La Chine est très présente dans l’œuvre de Jules Verne, non seulement comme une étape incontournable des « voyages extraordinaires » et autres « tours du monde », mais aussi comme l’occasion d’interroger l’histoire du « Progrès occidental » dans un pays qu’il qualifie volontiers de « bizarre ».
L’imaginaire mondial et colonial de Jules Verne
Le premier roman de Jules Verne, Cinq Semaines en ballon (1863), voyait « trois Anglais » parcourir l’Afrique ; peu après, c’est le pôle Nord dans Les Aventures du Capitaine Hatteras (1866), l’Amérique et l’Australie dans Les Enfants du Capitaine Grant (1869) : d’emblée l’œuvre est marquée par sa dimension globale, dans le sillage de la première mondialisation de la période coloniale.
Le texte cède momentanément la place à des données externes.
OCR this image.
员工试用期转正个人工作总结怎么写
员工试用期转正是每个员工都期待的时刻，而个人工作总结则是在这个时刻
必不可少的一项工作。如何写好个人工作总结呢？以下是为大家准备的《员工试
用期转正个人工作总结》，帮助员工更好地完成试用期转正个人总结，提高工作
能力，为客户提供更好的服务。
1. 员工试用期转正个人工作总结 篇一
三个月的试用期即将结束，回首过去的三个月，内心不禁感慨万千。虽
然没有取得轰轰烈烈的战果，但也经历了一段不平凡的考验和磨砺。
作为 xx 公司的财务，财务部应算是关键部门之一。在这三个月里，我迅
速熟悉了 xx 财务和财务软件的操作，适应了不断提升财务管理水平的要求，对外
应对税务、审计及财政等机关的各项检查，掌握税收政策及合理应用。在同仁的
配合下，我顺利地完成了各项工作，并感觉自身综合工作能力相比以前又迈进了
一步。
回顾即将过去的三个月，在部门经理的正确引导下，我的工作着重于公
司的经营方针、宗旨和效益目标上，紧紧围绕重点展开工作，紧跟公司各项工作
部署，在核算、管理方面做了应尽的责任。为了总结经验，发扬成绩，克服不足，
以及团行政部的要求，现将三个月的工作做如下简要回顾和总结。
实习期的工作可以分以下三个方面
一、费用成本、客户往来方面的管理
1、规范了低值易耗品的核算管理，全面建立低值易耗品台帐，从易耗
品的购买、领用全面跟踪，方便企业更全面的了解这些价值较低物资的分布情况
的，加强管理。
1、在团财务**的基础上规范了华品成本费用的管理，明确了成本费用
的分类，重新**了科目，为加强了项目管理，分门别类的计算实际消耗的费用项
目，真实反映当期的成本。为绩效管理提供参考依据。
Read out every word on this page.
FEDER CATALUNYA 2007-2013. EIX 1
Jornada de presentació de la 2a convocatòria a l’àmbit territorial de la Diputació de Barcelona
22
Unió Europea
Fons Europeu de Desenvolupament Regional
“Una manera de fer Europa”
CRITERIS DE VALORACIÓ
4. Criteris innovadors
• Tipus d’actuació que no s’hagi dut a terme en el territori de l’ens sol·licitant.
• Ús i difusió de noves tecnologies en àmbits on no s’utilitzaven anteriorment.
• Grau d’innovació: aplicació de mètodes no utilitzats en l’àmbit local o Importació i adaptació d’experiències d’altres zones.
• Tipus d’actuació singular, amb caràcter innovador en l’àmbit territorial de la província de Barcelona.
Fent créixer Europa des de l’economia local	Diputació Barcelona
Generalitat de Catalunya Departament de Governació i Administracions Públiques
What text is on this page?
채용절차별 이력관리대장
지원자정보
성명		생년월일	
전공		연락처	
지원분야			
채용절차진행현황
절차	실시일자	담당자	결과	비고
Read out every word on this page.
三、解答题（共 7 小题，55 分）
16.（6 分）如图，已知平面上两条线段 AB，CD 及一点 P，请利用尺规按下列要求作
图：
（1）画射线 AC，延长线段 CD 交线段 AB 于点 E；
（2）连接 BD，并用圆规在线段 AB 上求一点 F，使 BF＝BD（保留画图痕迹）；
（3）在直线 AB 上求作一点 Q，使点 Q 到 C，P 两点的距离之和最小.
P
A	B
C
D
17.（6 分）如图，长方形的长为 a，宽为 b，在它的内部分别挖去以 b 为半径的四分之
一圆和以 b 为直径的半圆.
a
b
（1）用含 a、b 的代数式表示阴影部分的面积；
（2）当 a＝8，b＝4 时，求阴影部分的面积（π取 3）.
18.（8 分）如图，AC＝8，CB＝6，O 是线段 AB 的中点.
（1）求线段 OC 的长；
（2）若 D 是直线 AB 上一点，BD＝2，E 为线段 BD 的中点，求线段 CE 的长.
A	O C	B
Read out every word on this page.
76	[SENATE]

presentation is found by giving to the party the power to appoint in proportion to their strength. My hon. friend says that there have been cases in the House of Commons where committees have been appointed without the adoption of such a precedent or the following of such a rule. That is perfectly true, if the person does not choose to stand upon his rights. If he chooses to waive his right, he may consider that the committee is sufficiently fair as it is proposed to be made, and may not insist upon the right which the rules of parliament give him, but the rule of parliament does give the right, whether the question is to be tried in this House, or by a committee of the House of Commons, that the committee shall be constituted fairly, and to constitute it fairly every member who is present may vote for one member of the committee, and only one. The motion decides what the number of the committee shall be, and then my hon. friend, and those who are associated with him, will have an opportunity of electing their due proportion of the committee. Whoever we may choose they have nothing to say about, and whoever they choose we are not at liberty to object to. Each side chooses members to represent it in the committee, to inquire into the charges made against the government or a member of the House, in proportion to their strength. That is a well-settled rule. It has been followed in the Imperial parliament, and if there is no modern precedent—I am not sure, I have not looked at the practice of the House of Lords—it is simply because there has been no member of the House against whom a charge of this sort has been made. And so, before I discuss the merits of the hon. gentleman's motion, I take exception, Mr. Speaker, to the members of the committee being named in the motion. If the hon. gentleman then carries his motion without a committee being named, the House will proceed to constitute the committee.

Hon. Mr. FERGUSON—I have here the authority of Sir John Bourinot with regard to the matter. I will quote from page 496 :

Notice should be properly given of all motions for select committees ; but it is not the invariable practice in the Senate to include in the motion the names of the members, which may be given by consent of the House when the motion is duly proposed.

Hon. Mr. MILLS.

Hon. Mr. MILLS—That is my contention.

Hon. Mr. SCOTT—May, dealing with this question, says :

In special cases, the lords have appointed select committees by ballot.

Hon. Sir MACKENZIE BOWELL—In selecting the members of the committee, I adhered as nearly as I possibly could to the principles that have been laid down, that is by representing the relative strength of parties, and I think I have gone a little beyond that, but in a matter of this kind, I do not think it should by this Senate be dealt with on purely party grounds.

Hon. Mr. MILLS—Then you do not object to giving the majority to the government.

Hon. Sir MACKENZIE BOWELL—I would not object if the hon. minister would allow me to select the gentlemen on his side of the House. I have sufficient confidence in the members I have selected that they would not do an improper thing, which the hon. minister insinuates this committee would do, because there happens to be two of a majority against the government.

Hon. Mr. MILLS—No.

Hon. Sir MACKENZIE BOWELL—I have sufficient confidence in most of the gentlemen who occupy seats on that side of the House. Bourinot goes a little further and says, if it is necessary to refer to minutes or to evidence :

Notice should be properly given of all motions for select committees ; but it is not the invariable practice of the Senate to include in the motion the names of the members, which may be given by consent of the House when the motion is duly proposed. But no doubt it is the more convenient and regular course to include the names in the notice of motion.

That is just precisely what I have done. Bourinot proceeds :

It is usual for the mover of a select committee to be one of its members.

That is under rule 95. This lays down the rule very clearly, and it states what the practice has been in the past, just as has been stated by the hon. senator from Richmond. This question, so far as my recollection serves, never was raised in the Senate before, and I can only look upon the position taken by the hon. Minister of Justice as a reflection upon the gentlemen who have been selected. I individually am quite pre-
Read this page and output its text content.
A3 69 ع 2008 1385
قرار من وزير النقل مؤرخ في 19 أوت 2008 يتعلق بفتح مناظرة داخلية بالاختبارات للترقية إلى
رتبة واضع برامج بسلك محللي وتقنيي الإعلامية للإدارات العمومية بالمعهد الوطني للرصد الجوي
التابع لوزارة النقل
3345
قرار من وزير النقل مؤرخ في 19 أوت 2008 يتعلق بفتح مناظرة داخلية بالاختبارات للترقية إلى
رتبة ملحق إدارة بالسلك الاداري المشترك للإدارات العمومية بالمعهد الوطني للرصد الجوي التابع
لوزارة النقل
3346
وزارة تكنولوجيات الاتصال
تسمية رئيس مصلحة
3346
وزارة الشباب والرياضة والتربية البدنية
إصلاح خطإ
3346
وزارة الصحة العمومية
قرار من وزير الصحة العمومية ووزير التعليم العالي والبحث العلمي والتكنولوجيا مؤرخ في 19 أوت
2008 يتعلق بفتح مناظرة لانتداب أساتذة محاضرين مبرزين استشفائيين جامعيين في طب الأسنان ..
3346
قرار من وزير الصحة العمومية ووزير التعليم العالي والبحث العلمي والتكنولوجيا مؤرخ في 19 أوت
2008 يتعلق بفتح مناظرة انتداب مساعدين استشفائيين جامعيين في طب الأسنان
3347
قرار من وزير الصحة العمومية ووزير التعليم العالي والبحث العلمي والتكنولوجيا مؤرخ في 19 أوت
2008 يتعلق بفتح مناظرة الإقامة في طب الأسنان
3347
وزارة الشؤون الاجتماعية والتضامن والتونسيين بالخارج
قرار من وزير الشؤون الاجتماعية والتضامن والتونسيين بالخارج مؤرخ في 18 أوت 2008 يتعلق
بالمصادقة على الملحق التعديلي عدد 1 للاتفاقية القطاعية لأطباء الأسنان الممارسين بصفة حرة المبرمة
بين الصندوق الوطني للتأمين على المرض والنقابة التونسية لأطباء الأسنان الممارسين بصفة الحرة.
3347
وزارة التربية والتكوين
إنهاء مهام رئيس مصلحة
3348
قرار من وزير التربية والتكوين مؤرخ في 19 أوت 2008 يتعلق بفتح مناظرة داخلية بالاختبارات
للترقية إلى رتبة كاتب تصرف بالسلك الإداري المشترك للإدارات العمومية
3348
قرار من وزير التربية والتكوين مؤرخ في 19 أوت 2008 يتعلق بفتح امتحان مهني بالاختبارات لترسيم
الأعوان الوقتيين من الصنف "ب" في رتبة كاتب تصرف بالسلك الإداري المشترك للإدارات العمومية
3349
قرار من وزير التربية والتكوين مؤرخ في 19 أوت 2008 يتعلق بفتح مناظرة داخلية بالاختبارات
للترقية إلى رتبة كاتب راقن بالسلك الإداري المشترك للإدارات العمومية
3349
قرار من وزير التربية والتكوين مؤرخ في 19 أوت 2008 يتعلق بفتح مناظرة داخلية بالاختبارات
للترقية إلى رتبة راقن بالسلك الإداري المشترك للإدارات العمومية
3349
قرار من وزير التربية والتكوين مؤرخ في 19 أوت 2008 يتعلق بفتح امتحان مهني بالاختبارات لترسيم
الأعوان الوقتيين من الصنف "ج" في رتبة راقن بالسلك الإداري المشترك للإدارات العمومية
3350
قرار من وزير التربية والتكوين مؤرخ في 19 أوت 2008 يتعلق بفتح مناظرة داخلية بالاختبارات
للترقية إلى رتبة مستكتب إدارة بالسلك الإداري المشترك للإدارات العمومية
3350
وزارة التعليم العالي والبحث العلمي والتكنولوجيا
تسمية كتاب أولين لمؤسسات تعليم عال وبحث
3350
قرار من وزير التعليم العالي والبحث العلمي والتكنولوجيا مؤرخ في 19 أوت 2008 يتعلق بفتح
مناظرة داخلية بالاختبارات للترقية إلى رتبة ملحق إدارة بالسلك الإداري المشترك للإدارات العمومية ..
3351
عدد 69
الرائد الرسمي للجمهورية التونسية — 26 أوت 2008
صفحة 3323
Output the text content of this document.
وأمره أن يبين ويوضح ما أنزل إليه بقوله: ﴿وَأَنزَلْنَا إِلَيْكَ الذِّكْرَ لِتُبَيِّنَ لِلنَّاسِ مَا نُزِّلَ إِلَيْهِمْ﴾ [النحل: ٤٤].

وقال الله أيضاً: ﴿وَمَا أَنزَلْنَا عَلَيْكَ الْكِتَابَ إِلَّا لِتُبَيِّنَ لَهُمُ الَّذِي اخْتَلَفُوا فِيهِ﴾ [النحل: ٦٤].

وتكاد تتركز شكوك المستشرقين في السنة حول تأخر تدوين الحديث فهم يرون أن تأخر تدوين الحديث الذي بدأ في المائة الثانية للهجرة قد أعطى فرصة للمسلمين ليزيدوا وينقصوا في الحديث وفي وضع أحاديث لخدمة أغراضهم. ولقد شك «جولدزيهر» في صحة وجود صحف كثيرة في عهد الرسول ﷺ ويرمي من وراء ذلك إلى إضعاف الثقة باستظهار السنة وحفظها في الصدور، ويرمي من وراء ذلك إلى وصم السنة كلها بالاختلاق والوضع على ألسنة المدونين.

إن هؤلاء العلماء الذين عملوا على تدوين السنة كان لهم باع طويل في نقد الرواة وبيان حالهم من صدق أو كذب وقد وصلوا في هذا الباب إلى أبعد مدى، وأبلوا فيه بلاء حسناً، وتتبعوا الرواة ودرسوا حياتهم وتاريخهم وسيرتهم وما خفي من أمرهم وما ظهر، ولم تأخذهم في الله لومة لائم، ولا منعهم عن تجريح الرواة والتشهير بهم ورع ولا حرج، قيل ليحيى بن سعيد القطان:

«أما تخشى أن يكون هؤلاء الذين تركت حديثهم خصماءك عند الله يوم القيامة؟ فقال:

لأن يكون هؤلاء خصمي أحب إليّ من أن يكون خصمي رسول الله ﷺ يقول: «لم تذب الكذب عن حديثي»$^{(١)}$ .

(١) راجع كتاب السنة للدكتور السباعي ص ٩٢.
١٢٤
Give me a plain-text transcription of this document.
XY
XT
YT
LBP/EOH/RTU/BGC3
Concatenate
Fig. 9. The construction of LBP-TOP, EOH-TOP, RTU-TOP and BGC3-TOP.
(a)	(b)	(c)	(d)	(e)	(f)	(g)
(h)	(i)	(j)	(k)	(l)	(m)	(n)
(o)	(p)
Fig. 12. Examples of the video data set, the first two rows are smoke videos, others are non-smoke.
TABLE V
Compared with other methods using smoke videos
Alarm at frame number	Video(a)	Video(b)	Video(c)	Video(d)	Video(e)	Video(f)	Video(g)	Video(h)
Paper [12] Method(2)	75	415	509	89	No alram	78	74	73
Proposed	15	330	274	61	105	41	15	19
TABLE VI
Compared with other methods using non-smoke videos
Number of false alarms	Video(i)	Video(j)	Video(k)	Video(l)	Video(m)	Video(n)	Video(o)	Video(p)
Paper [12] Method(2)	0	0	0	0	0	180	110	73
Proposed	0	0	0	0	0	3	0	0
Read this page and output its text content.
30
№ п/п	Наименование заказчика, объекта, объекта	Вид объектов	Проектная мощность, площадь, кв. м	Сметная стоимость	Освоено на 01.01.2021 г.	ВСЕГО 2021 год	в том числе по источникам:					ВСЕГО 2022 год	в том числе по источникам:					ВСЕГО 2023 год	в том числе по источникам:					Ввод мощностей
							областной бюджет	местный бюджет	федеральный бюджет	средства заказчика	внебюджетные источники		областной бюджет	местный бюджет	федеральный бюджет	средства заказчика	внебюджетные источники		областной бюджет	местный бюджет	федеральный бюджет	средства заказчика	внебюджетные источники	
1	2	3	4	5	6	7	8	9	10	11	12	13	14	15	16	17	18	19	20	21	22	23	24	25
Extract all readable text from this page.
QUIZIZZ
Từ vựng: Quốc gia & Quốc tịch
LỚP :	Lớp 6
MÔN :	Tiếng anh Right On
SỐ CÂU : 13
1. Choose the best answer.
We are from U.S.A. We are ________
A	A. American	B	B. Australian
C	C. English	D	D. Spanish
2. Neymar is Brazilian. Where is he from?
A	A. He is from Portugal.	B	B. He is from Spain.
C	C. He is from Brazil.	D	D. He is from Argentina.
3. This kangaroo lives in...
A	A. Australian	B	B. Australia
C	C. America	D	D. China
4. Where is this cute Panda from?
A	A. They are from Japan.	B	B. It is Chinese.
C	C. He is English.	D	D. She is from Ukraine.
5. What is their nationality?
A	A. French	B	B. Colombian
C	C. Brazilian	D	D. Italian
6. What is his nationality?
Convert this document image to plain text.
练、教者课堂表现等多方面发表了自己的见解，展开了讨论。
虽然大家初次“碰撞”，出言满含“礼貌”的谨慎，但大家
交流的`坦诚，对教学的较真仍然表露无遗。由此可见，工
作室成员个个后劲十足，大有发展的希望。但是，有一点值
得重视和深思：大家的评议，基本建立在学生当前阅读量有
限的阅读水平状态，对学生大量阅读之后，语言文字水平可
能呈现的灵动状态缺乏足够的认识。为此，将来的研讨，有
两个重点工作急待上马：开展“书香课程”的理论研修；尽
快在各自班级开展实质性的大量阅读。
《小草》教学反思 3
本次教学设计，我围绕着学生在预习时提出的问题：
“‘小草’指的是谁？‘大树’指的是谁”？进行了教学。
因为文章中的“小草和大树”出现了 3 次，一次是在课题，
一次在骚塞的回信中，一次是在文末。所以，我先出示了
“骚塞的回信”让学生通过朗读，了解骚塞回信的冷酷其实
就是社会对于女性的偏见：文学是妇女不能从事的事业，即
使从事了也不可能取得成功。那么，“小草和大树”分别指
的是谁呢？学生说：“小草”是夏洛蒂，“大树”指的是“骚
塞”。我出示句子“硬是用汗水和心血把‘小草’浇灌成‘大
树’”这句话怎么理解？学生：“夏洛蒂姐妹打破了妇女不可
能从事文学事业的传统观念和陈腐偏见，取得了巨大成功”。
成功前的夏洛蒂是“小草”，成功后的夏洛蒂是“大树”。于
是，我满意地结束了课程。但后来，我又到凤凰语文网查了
C’est dans Le Tour du Monde en quatre-vingts jours (1873) que la Chine apparaît nettement pour la première fois, Hong-Kong donnant à Jules Verne l’occasion d’un éloge du « génie colonisateur de la Grande-Bretagne » (ch. XIX), qui est parvenu, explique-t-il, à transformer ce qui n’était qu’un îlot en un ensemble urbain et portuaire de première importance à l’échelle mondiale. La concession est alors représentée comme une étonnante excroissance des villes « des comtés de Kent ou du Surrey », qui auraient traversé la terre depuis les antipodes : l’imagination géographique rejoint la représentation coloniale. Cette étape est aussi l’occasion pour Fix et Passepartout de se rendre dans une fumerie d’opium, qui permet à l’auteur de mettre en garde contre les effets de cette drogue, sans toutefois préciser que ce sont les Britanniques eux-mêmes qui l’importent en Chine. Fix et Passepartout préfèreront boire du vin de Porto, puisqu’ils sont à proximité de la colonie portugaise de Macao.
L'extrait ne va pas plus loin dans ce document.